Puff also raised concerns about the potential risks of Americans sharing their medical samples with BGI.
“The embassy has concerns with G42’s relationship with the Chinese government and BGI, and patient privacy concerns,” Puff wrote. “The guidance we received from the U.S. Department of State is we should decline testing from G42.”
The Nevada governor’s office quickly responded on the same day to the warnings of Puff and other U.S. officials. Michelle White, the Nevada governor’s chief of staff, wrote in an email that they “highly recommend that you discontinue these tests and any usage of testing equipment immediately.”
Sisolak’s office did not respond to phone and email messages from the AP seeking comment.
Scott Kerbs, a spokesman for Nevada’s University Medical Center, which received the G42 supplies, told the AP that while UMC used 20,000 specimen collection kits offered by G42, the 250,000 kits donated were never used only as they were incompatible with its system.
The U.S. National Counterintelligence and Security Center has warned state health officials about “potential threats posed by foreign powers in connection with COVID tests.” That’s even as the U.S. Food and Drug Administration has approved Chinese tests from BGI and others for use on an emergency basis.
The U.S. Embassy in Abu Dhabi quietly declined an offer by the Emirati government months earlier to conduct free coronavirus testing of its diplomats over its concerns about Chinese involvement. It did not publicize that information either to the estimated 75,000 Americans living in the Emirates.

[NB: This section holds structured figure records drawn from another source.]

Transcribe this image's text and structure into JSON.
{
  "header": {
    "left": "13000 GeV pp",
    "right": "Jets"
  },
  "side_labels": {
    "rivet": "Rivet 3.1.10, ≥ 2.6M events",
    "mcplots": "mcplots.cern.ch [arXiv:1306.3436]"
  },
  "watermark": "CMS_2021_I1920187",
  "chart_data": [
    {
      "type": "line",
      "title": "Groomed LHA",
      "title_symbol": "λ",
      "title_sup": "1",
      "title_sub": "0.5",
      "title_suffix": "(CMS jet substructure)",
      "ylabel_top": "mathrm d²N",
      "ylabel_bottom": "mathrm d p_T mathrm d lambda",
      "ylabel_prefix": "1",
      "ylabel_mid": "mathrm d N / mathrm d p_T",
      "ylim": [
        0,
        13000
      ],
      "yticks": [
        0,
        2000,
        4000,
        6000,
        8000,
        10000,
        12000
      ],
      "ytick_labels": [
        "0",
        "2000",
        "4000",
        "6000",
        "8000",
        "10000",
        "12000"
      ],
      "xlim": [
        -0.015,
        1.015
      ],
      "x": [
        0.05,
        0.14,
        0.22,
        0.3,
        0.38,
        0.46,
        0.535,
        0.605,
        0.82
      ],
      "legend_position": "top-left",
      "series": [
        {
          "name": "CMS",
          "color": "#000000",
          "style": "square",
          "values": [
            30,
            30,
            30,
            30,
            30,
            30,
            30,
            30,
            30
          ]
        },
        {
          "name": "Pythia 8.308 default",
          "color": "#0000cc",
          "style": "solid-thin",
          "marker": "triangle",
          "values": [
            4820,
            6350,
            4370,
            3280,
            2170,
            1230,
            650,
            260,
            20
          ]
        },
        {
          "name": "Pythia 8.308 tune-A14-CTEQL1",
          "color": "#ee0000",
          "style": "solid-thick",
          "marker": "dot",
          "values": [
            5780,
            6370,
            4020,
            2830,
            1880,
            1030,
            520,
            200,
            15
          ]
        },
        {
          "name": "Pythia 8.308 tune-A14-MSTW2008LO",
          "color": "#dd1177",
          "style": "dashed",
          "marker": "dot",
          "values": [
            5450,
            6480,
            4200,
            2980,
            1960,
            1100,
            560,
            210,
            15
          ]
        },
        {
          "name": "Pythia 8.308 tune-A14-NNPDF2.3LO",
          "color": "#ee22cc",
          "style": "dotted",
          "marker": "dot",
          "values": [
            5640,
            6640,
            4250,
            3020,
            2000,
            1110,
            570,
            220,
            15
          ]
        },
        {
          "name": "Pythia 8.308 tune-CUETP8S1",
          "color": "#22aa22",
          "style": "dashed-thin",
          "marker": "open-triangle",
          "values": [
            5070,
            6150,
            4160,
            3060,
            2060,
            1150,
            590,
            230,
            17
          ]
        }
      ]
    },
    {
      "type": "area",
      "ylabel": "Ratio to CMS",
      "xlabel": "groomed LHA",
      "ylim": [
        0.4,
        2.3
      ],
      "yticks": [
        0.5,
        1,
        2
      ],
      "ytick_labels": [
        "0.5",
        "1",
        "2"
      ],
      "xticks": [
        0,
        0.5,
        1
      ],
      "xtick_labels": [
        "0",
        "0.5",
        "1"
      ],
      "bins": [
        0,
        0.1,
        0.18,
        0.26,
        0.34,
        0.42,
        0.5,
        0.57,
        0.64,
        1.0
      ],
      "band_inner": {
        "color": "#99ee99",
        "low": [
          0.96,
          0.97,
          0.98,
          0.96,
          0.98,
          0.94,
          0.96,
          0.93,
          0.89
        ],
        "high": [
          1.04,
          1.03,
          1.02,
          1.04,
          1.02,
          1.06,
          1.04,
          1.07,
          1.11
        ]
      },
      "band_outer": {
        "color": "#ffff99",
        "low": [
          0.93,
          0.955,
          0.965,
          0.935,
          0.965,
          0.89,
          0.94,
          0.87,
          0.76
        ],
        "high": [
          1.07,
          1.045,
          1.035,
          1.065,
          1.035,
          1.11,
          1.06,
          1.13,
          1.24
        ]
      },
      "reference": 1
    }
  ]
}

Responding to questions from the AP, the State Department declined to offer any details about its discussions with the Emirati government. The UAE insists all genetic data is being kept private and is not shared with BGI.
“The Department shares information with private U.S. citizens abroad regarding safety and security threats that might affect them,” the State Department said. “In this case, the Department did not deem the use of BGI COVID-19 tests to be a threat to safety.”